Chocolate Hamantaschen
Filling
1 stick butter
4 ounces unsweetened chocolate, coarsely chopped
3/4 cup sugar
1 teaspoon vanilla extract
1/4 teaspoon salt
2 cold eggs
2 tablespoons all-purpose flour
Melt the butter and chocolate together in a double boiler, stirring frequently. Remove the top of the double boiler and add the sugar, vanilla extract and salt and continue stirring. Add the eggs one at a time, stirring to incorporate each completely before adding the next. Finally, stir in the flour and beat with a wooden spoon by hand for about a minute. The filling will turn glossy and begin to come away from the bowl. Transfer to a small bowl, cover, and refrigerate until needed. NOTE: IF YOU FREEZE THIS, IT SEPARATES A TEENY BIT. SO WHAT.
Cookie Dough
2 cups flour
1/2 teaspoon baking powder
1/4 teaspoon salt
1 stick butter, softened but not squishy
1 cup sugar
1 egg
1 1/2 teaspoons vanilla extract
Mix the first three ingredients with a whisk and set aside. In a large bowl using an electric mixer, cream together the butter and sugar for about 3 - 4 minutes, until light and fluffy. Beat in the egg and the vanilla, and then, on low speed, beat in the flour until just incorporated. Form the dough into two bricks, warp with plastic wrap and refrigerate over night.  NOTE: FREEZES BEAUTIFULLY.

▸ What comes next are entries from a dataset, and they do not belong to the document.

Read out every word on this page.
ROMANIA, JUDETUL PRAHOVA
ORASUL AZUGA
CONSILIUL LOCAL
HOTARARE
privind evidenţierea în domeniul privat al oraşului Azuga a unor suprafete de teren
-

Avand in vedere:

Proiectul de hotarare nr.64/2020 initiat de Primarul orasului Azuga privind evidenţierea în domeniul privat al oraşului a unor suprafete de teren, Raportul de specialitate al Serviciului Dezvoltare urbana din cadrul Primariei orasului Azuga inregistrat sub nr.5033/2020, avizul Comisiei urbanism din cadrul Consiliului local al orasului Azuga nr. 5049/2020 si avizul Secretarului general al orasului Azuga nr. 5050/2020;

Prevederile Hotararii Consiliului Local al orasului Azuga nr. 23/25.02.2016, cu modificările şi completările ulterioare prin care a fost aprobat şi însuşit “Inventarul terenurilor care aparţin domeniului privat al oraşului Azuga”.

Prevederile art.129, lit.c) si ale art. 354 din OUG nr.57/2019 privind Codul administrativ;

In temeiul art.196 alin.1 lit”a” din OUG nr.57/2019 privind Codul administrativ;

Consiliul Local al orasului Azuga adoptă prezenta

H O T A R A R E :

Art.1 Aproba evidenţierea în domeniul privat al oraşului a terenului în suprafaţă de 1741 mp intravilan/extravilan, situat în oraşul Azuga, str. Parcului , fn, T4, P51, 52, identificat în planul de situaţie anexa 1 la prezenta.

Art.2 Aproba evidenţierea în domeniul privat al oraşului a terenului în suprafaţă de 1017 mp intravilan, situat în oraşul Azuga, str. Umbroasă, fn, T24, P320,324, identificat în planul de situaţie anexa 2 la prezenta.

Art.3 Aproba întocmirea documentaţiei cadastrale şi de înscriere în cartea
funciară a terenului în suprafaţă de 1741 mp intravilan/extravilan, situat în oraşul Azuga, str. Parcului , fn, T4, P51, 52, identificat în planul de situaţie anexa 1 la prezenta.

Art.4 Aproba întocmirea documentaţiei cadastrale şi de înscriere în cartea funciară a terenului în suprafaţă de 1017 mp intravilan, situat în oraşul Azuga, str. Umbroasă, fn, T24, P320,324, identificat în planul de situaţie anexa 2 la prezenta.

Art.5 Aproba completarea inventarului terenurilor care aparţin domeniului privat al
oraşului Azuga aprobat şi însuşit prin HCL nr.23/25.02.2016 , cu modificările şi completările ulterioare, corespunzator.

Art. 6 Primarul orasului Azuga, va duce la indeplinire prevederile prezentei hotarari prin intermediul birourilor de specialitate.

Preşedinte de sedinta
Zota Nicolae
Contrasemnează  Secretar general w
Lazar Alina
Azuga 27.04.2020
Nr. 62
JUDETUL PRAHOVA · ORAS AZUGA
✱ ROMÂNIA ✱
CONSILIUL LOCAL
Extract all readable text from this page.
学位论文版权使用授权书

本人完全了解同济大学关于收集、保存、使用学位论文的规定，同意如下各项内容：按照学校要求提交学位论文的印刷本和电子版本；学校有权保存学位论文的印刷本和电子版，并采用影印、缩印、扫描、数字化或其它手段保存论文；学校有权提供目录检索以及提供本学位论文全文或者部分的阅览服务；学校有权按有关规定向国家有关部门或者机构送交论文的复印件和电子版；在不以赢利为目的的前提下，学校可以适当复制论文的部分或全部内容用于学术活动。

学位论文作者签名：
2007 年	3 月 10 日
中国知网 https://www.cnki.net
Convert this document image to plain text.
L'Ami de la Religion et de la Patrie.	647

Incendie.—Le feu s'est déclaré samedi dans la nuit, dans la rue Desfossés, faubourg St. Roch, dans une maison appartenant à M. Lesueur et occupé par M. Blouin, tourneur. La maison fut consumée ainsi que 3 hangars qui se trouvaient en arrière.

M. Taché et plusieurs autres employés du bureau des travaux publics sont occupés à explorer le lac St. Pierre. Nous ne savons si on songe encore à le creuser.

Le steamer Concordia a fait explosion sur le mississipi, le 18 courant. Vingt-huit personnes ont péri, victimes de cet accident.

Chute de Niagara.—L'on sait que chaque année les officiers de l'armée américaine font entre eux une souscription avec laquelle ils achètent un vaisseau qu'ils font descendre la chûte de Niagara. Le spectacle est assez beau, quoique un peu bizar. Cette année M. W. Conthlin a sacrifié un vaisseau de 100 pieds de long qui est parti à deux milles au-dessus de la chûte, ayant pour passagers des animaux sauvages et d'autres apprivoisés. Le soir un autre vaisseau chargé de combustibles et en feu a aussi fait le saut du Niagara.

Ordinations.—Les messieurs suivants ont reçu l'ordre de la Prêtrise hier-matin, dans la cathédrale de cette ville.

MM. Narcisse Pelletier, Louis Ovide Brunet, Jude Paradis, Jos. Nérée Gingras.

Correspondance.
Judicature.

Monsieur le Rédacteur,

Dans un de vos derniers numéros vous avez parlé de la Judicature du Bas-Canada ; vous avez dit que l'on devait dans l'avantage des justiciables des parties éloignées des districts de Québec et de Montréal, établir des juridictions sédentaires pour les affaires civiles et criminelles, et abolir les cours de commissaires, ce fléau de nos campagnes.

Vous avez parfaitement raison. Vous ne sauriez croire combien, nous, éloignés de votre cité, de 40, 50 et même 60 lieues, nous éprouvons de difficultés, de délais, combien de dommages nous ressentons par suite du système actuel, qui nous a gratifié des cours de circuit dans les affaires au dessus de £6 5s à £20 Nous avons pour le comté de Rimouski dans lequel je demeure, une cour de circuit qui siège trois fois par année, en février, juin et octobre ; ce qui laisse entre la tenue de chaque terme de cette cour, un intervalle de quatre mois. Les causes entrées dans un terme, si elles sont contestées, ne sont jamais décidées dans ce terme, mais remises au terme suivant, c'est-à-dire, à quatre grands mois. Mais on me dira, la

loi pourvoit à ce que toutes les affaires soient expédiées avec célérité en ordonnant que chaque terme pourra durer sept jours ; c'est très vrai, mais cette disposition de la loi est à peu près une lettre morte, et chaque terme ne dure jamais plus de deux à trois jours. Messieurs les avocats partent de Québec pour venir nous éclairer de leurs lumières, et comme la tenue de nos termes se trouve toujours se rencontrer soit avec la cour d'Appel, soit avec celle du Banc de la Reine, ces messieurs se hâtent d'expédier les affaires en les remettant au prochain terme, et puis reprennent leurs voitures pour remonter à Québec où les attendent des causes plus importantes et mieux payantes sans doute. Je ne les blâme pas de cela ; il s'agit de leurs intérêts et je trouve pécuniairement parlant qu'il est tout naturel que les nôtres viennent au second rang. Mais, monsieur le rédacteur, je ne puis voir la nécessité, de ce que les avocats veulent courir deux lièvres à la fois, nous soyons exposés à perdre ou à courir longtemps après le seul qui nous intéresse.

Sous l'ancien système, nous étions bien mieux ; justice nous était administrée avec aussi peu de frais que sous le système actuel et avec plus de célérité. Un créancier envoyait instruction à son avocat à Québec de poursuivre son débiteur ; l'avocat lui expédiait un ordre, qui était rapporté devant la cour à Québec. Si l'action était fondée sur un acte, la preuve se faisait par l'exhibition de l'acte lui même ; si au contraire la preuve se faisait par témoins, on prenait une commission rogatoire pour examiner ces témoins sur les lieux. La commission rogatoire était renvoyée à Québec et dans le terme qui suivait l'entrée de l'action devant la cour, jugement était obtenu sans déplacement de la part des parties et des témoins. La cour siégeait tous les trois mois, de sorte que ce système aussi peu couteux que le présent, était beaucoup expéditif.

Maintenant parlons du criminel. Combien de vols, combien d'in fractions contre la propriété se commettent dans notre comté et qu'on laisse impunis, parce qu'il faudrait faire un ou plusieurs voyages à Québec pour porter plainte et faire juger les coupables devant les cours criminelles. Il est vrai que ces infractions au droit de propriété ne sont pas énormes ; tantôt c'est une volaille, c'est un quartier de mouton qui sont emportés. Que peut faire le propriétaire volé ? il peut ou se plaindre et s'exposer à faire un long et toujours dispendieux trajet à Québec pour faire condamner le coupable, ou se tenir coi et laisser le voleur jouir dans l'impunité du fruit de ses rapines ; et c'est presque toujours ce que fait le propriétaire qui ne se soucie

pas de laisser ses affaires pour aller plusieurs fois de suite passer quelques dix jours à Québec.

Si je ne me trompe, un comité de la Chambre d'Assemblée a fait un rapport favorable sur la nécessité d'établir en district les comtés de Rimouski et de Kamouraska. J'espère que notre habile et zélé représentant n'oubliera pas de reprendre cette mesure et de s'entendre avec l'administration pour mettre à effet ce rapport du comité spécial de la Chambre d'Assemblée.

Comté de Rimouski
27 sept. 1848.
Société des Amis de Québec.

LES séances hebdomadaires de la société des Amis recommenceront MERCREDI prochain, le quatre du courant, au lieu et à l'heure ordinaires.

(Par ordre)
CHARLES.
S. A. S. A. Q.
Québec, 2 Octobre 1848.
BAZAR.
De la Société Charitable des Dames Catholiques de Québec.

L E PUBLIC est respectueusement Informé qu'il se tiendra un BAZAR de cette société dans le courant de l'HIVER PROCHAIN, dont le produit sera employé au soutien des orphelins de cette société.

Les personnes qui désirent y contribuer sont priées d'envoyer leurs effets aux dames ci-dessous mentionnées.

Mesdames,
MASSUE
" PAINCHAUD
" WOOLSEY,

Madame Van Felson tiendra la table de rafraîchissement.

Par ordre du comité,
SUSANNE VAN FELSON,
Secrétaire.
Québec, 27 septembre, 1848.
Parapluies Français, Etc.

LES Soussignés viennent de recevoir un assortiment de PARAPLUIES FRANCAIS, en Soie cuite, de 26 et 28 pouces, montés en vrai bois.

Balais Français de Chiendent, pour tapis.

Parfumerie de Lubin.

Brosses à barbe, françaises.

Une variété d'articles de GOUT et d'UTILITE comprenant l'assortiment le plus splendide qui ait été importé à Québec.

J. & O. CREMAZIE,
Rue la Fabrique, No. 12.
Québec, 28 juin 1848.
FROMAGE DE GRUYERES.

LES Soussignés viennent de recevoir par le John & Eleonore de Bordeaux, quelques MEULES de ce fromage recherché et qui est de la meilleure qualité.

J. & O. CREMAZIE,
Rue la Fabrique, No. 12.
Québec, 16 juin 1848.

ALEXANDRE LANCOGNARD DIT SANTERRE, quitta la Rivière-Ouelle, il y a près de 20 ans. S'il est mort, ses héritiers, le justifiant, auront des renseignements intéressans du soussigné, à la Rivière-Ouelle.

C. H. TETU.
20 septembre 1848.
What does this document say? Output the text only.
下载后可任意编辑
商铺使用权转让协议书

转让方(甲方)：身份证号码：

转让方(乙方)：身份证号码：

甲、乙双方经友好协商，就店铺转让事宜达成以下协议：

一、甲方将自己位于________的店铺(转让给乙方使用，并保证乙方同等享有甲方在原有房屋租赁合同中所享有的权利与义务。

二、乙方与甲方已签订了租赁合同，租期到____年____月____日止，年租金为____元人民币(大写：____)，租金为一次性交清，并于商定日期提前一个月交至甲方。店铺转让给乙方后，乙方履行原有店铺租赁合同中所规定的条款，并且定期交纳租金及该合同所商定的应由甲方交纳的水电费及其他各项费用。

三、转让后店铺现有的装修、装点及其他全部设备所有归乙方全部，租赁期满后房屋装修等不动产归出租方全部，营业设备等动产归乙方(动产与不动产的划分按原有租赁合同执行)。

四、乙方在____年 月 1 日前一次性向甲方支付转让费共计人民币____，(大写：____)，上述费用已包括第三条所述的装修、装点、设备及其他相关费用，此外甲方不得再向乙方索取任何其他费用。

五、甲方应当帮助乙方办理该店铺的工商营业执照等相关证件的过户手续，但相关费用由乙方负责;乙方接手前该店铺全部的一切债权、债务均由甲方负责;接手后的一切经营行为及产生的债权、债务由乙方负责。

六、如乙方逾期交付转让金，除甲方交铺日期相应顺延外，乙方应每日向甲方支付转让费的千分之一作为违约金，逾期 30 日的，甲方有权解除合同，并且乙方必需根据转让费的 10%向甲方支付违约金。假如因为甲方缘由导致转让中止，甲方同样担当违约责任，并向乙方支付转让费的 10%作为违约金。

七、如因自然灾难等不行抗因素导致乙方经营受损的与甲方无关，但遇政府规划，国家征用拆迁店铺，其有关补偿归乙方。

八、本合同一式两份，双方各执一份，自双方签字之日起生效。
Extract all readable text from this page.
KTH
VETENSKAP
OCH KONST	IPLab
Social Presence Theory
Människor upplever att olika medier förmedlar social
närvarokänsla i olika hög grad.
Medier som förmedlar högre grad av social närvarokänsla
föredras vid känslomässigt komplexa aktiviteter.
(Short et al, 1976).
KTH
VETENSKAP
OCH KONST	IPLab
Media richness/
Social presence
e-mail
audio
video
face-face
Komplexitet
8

With the oven preheated to 350, remove the dough from the refrigerator and allow to warm until it becomes supple enough to roll out. Roll each brick individually to a thickness of about 1/8". It is easiest to do this between two sheets of wax paper. You may want to turn the dough over a couple of times, keeping it between the two sheets, to ensure that no deep creases form.
Cut cookies out using a 3" round cutter and transfer cookie rounds to a cookie sheet lined with parchment paper. Put a leveled teaspoon of filling in the center of each cookie round, then bring 3 sides of each round up to partially cover the filling. Pinch the sides together. Cookies should be spaced about 1/2" apart on the sheet.
Bake for a total of 16-18 minutes, rotating the pans half-way through baking.  Let cool briefly on cookie sheet, and allow to cool completely on racks.

I give mine away as soon as I make them, because they are too good.